Jackson is asleep on the couch. After we read our Advent verses (making up for a couple of missed days), we prayed. And we prayed for a long time, which is unusual. He wanted me to pray for his Great Grandma & Grandad Stecker (as well as all his other grandparents). A very sweet request as it's been so long since he's seen them, and he never really saw them that often, but he said God told him to pray for them today. So we did. He then curled up, kissed me goodnight, and swiftly fell asleep.
The lights in the house are turned off, with the exception of my trusty Ikea paper floor lamp, and a green scented candle, burning inside our little black church sitting on the mantle. The lights on the Christmas tree are on, too, and I'm sitting in a chair, between the lamp and the candle, facing the tree, listening to Songs for Christmas.

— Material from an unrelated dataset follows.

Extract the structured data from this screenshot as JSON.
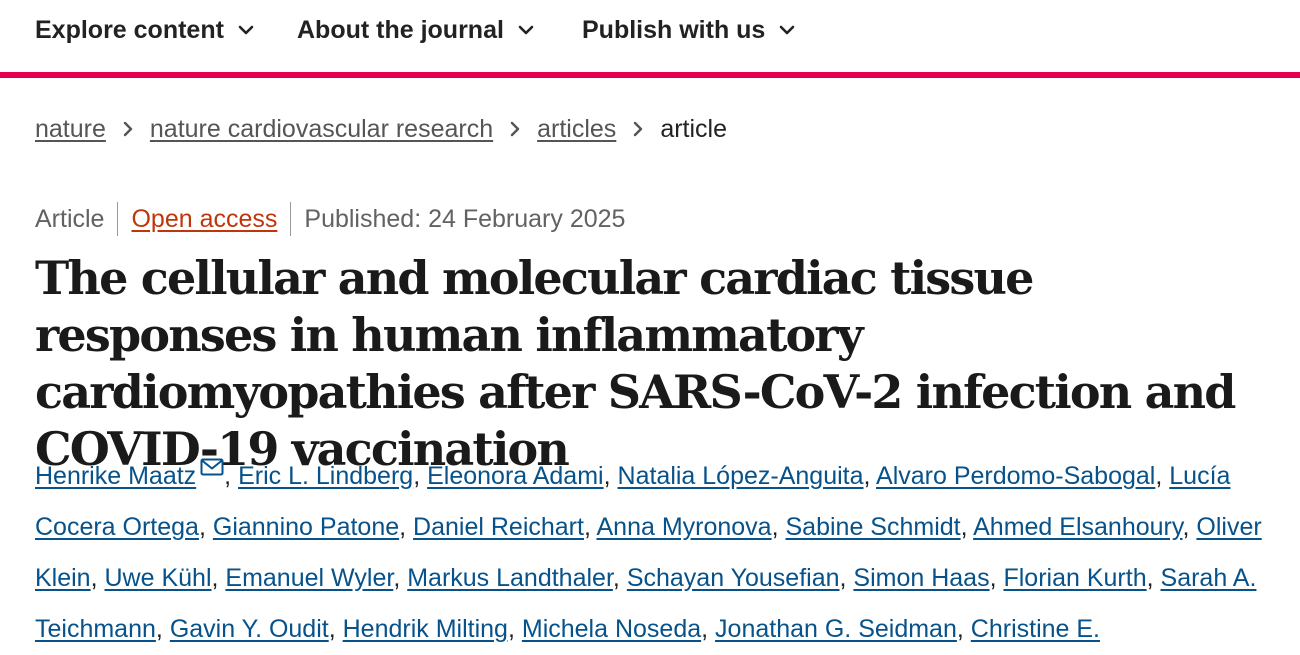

A scene so perfect that I don't even mind the toys and papers on the floor, or the dirty dishes in the sink, or the fact it's been a crappy day, or that I'm waiting on the husband (again) to return home. So perfect a scene that I finished my Bible study for tomorrow, the first time I've achieved this feat in innumerable weeks. There is a snoring child happily draped on the sofa. Another one upstairs in her own bed (for now). And I am at peace (for now).
I have found that in the midst of completely chaotic, soul-searching, heart-wrenching, hair-pulling times, God has been known to give a good gift or two. Or a sweet moment or two. Or just a chance to catch one's breath and see that some things are right. Maybe not all, but some. And sometimes, some things are just enough.